BAYRAKLARI BAYRAK YAPAN ÜSTÜNDEKİ, KANDIR. TOPRAK EĞER UĞRUNDA ÖLEN VARSA VATANDIR.

“AĞZIDAN SALYA AKANLAR” bizi asla tartışamaz. Bizler; Ulu Önder Mustafa Kemal’in;“EY TÜRK GENÇLİĞİ” vecizesini Gençlere okutup ne anladıklarını öğrenmek için çalışma yapacak kadar duyguluyuz, bu ülkeye, sevdalıyız!.

Güçlü Devlet, Güçlü Millet olmak istiyor isek bu böyle biline.

Bölgemizde bundan sonra olaylar olmaması için yapılacak her hangi bir iş var ise, her hangi bir çalışma var ise, bunları yapmaya ve desteklemeye her zaman varız. İnsanlarımıza hizmet yapmak bizlerin boynunun borcudur.” diyerek yazımıza son verdik.

Yazımız bir hayli uzun olduğu için tamamına yer vermedik.

2009 yılında yaşanan  bir terör olayı kaleme aldığımız için yazdığımız yazıdan dolayı defalarca şikayet edildik, yetmedi şahsıma hakaret edilen onlarca internet sitesinde yazılar yazıldı tehdit edildim ve halen tehdit edenlerin isimleri sitede durmaktadır, tehdit ve hakaret sözleri Googleden silinmesi için defalarca yargıya baş vurduğum halde silinmedi!!!

Bölgemizdeki terörün yoğunluğundan dolayı devletimizin yanında yer aldığımız için yaşamadığımız, almadığımız tehditler kalmadı, ama çok şükür ayaktayız, bugünde devletimizin sonsuza kadar yaşaması için, milletimizin birlik ve beraberliği için mücadeleye devam ediyoruz.

Terörden canı yanmış bir insan olarak siyasetçilerin ülkemizde terörün bitmesini istiyoruz, hiçbir insanımızın terörden dolayı, kirli siyasi rantdan dolayı sıkıntıya düşmesini istemiyoruz.

Yaşadığımız hayat tecrübesi bizlerin dikkatli olasını, halkın çeşitli bahanelerle kışkırtılıp sokağa dökülmesini isteyenlere karşı uyarıcı görevimizi yapmayı zorunlu kılmaktadır.

Bu düşünceden hareketle, İYİ Parti genel başkanı Meral Akşener’in Televizyonların karşısına çıkıp; “Meral Akşener’i korkutacak adam anasından doğmadı. Allah’tan başka bir kişiden korkuyorsam eğer, eğer cenabı hakkın dışında bir Allah’ın kulundan korkuyorsam Allah beni kahretsin.

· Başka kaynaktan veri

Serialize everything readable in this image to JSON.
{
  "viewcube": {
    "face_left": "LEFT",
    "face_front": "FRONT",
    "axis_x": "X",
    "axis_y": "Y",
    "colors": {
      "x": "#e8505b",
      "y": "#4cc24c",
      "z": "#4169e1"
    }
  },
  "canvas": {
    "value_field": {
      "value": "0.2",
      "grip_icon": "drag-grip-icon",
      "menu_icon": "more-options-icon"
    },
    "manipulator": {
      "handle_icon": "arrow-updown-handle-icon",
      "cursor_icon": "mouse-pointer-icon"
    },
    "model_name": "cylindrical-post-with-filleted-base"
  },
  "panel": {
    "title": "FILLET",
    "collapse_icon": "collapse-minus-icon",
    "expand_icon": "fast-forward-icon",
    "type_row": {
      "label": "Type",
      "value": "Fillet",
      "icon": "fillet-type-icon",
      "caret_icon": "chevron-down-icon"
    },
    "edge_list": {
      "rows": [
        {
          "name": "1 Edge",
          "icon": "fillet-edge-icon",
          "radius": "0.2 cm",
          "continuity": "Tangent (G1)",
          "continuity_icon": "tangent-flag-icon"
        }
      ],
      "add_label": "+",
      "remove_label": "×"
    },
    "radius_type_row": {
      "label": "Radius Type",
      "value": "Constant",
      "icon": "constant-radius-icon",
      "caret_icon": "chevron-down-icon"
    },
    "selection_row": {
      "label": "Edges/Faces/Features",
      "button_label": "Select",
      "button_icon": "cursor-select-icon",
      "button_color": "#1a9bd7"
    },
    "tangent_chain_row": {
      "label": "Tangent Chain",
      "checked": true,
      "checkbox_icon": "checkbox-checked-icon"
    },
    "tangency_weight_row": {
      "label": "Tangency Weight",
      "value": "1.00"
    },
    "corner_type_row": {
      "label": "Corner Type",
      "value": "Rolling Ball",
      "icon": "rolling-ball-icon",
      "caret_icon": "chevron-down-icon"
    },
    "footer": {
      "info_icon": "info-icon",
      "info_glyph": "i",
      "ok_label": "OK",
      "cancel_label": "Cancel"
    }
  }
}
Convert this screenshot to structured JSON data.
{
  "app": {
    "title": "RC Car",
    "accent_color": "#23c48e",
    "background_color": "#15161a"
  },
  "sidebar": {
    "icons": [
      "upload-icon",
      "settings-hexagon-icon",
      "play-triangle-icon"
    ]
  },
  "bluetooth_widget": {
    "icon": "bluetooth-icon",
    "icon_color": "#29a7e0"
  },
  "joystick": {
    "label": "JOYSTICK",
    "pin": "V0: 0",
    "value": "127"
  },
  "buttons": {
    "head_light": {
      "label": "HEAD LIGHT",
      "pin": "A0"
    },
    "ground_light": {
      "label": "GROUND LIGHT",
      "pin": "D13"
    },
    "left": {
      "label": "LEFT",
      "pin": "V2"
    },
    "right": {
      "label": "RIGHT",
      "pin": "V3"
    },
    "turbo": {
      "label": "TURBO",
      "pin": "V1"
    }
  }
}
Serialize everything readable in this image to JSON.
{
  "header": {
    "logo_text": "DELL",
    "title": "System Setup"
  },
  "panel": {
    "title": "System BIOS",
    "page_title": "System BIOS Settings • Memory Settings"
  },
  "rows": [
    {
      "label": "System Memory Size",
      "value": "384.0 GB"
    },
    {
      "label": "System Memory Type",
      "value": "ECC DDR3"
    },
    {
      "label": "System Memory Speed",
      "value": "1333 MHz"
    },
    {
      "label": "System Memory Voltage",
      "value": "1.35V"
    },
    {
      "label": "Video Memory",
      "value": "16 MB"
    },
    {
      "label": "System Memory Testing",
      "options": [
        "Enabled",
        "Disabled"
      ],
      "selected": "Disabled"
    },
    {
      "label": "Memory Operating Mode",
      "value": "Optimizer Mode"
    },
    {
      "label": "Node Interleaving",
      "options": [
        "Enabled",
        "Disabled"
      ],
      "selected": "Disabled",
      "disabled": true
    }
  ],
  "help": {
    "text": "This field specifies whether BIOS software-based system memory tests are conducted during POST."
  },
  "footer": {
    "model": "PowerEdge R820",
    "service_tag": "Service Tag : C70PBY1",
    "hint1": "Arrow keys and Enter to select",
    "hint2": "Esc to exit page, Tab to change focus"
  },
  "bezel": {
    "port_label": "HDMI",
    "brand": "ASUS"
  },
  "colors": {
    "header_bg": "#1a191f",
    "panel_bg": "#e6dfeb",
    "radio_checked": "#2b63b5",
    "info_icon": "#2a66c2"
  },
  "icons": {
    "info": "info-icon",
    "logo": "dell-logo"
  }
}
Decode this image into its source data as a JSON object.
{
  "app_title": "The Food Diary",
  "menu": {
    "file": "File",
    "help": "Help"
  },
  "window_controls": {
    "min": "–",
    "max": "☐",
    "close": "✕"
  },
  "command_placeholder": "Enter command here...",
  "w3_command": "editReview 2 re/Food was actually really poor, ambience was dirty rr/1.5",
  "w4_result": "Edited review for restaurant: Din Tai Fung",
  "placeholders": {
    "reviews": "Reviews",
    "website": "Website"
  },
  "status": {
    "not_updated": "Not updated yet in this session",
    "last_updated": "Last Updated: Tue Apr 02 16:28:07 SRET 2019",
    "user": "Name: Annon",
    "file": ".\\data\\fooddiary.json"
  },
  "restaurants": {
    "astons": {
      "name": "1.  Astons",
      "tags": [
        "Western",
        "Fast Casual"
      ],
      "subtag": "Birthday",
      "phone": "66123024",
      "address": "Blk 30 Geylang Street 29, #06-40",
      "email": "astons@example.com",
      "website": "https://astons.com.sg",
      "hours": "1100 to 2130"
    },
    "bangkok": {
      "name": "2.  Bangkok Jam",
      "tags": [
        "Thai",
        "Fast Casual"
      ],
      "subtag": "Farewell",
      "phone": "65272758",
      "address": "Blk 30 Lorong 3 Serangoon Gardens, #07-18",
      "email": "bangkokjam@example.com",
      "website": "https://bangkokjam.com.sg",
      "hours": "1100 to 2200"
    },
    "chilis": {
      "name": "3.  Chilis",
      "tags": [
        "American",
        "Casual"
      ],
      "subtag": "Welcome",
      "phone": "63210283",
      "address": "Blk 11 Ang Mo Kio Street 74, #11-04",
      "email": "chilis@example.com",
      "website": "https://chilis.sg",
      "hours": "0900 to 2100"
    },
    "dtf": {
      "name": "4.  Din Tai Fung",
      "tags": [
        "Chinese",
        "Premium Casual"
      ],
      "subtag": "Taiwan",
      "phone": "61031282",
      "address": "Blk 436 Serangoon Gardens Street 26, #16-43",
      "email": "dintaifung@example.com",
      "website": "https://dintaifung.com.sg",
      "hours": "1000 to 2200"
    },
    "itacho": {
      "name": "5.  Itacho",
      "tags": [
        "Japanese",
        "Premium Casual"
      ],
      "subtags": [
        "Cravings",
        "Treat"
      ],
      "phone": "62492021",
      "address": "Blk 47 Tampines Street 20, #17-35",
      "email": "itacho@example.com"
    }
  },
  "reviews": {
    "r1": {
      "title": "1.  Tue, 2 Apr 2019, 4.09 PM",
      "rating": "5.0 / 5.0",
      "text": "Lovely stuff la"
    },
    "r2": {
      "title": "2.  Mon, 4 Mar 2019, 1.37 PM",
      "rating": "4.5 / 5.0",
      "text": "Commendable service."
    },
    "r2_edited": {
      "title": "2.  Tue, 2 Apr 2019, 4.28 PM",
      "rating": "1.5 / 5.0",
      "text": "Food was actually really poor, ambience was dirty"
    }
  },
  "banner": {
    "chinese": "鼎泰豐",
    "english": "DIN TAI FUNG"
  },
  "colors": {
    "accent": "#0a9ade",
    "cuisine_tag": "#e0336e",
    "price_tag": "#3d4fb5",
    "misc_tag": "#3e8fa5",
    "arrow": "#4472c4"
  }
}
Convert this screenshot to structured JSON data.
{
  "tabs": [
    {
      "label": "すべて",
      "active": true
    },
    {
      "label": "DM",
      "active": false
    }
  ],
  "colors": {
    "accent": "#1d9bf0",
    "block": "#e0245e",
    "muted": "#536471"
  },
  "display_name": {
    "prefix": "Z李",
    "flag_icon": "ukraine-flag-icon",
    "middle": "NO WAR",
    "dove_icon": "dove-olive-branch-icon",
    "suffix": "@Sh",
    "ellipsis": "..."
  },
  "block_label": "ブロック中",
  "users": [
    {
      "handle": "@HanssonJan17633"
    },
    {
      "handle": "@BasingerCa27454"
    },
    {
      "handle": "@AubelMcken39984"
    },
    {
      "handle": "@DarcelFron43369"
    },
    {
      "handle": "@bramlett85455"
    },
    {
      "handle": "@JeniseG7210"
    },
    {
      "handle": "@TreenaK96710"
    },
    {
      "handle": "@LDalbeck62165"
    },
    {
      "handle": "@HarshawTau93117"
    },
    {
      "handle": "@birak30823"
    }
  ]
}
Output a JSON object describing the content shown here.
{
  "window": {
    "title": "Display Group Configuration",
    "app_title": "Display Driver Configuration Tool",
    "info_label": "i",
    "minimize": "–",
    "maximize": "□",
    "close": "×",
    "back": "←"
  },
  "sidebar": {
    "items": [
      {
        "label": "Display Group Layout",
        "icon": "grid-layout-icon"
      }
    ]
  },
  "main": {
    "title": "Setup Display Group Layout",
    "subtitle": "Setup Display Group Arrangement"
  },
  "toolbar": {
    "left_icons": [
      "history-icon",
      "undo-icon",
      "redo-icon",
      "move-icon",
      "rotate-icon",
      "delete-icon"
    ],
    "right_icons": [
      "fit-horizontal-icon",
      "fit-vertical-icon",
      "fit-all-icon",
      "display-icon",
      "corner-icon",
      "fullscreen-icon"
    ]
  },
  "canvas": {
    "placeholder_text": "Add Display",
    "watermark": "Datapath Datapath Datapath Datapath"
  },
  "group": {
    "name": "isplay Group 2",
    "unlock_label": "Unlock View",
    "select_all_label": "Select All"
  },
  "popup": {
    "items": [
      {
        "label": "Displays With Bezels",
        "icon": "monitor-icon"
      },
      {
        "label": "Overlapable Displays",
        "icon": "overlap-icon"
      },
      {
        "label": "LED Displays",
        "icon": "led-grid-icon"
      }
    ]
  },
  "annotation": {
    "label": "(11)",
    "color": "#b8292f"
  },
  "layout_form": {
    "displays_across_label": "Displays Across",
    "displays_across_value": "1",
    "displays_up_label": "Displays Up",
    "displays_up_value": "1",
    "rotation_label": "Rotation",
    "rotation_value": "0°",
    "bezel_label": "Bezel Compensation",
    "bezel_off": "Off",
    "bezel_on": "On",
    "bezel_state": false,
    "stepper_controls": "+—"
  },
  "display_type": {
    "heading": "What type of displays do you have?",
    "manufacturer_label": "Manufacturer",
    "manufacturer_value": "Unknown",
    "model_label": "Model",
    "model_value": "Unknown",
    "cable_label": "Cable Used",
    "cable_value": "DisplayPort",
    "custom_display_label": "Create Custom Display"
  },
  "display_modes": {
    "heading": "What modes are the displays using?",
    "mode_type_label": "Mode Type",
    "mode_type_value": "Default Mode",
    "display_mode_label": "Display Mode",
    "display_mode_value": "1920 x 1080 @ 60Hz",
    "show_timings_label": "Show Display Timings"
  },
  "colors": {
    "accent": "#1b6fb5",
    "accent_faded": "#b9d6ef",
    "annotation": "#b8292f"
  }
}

Dolayısıyla korkmuyorum Recep Bey.” diyerek halkı, Cumhurbaşkanımıza karşı kışkırtıcı sözler sarf etmesini kabul etmiyoruz!.

Yani; Akşener yukarıdaki sözleri sonrasında, kendisine gönül vermiş çeşitli il ve ilçelerdeki bazı insanlar “kendisine görev verilmiş” gibi, gücünü Akşener’den aldığını düşünerek bazı kişi ve kurumlara saldırmaya kalkmış olsa ne olurdu?

Siyasetçiler sözlerine dikkat etmeli, halkı ve taraftarları kışkırtıcı sözlerden vazgeçmelidir.

Bizlerde gerçekler ortada iken, olay aydınlığa çıkmış iken, İYİ parti genel başkanı kışkırtıcı sözlerinden dolayı hem Cumhurbaşkanımızdan, hemde halkımızdan yanlış anlaşılmalardan dolayı özür dilemelidir.

Günün Sözü; ÖZÜR DİLEMEK KÜÇÜKLÜK DEĞİL, BÜYÜKLÜKTÜR.